À peine plus d’un mois après, le 9 mars 1943, relate l’historien costarmoricain Alain Prigent, « place de la Grille à Saint-Brieuc, deux soldats allemands sont abattus par un groupe de FTP, les francs-tireurs et partisans, la branche du Parti communiste clandestin qui mène la lutte armée. Les auteurs de cet attentat sont des cheminots briochins. » C’est la première fois que des militaires de la Wehrmacht sont directement visés dans les Côtes-du-Nord.

L’action des résistants communistes s’intensifie, à Saint-Brieuc, Plestin-les-Grèves, Plufur, Lannion, Caulnes, Châtelaudren, etc., des fermes sont incendiées dans le Trégor, des affiches manuscrites sont apposées, comme à Guingamp, des tracts sont collés sur les routes, comme entre Lannion et Tréguier. On peut y lire : « Les FTP bretons frappent les boches, mais ils sont aussi décidés à frapper les cultivateurs traîtres qui vendent leurs produits à l’ennemi. »

« Des aveux obtenus sous la torture »

En mars et avril, la police de Vichy multiplie les arrestations.

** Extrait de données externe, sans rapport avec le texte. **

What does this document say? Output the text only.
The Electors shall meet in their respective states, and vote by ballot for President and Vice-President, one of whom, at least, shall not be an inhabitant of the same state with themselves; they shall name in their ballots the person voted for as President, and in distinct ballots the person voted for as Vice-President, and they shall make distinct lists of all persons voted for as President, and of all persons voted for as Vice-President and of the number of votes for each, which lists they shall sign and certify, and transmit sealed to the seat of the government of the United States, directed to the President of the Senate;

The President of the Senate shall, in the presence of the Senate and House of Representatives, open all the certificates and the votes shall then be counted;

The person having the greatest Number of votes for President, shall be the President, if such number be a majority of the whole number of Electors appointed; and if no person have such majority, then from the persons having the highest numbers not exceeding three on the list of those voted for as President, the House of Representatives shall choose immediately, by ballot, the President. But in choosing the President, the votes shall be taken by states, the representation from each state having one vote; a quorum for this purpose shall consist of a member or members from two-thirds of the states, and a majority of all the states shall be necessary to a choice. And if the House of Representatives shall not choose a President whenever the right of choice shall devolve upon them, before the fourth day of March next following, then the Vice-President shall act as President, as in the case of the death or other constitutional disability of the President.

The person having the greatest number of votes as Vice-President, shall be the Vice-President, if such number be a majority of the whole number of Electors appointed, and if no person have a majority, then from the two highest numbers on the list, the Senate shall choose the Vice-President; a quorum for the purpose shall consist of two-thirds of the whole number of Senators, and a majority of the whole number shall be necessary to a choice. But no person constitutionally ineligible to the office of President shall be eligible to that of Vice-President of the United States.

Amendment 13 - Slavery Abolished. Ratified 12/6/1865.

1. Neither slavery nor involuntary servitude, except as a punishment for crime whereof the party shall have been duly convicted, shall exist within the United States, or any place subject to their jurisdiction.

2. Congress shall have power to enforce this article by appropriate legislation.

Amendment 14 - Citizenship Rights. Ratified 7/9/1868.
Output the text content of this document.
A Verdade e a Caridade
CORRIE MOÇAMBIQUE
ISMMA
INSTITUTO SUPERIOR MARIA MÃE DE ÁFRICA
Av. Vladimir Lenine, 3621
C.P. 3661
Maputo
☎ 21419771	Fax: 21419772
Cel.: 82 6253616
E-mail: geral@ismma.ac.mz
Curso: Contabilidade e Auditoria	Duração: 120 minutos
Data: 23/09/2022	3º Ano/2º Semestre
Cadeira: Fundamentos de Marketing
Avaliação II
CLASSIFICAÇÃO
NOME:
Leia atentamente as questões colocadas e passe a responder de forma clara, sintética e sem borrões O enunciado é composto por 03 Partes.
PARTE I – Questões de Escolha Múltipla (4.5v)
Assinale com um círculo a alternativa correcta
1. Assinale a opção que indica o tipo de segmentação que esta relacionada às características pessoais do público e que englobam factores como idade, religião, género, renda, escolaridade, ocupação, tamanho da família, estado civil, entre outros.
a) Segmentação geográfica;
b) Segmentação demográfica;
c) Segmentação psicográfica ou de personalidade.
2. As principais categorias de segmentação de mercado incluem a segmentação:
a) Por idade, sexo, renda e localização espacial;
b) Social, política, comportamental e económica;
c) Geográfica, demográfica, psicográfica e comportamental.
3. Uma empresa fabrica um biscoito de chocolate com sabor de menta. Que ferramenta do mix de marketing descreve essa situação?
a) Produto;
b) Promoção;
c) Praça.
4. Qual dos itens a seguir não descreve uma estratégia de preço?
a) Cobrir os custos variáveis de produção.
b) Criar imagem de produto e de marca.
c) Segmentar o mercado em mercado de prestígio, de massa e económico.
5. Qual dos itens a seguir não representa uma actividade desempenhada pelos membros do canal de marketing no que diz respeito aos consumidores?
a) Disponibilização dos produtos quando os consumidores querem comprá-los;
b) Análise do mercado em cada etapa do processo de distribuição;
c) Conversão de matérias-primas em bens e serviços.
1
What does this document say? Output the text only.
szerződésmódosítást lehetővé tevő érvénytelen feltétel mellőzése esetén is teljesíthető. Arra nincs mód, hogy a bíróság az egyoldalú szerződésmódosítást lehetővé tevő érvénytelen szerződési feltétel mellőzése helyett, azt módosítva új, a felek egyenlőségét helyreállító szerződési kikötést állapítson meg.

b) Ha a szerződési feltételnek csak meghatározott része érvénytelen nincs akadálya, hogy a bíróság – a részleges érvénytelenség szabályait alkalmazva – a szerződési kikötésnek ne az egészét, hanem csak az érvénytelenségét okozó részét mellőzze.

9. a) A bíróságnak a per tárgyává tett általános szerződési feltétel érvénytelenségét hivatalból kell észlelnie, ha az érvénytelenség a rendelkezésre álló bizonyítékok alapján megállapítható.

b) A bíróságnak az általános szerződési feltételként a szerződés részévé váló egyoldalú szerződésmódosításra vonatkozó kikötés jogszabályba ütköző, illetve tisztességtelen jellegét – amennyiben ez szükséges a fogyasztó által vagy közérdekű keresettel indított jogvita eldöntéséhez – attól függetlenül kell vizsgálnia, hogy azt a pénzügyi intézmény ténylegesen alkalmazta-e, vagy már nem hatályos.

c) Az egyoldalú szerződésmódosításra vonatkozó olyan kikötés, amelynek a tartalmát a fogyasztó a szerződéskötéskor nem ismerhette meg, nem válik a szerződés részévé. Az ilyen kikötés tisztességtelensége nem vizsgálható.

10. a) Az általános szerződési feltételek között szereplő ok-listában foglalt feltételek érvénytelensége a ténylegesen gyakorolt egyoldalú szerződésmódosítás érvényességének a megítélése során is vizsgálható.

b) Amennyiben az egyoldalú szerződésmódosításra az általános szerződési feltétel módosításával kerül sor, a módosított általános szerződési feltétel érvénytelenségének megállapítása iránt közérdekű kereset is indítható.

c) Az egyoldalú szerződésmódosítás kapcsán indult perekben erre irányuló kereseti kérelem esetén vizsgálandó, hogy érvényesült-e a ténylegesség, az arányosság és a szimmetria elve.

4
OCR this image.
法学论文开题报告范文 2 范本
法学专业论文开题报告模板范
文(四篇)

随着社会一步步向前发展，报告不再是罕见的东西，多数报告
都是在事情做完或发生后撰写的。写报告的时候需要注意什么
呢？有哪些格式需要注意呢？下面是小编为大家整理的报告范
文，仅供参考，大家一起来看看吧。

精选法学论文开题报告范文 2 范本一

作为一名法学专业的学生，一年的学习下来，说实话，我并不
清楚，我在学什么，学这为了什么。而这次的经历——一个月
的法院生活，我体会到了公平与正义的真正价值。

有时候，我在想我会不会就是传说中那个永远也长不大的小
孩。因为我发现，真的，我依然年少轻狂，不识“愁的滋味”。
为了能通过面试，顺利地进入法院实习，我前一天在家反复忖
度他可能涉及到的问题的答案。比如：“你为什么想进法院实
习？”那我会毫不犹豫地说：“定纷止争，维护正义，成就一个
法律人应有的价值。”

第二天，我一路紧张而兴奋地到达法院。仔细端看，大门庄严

Les autorités pensent avoir mis un coup d’arrêt au mouvement. Mais la lutte armée des résistants communistes reprend, en particulier des sabotages par des cheminots. Les arrestations aussi. Entre février et juillet, près d’une cinquantaine de résistants tombent. « Des aveux sont obtenus par des interrogatoires musclés et la torture », rapporte Alain Prigent.

Le 9 septembre 1943, après la vague d’interpellations d’août 1943 (voir ci-dessus), le commissaire de police de Saint-Brieuc rend compte au préfet : « Il serait vain de considérer le mouvement communo-terroriste définitivement écarté. » Il a raison. Alain Prigent développe : « Le réseau réussira à se reconstituer avec une nouvelle génération de militants dans le combat contre l’occupant nazi. »

Auteur : Cédric ROGER-VASSELIN

Source : En 1943, la police de Vichy réprimait et torturait les Résistants communistes dans les Côtes-du-Nord (ouest-france.fr)

URL de cet article : En 1943, la police de Vichy réprimait et torturait les Résistants communistes dans les Côtes-du-Nord (OF.fr 02/08/2023) – L’Hermine Rouge (lherminerouge.fr)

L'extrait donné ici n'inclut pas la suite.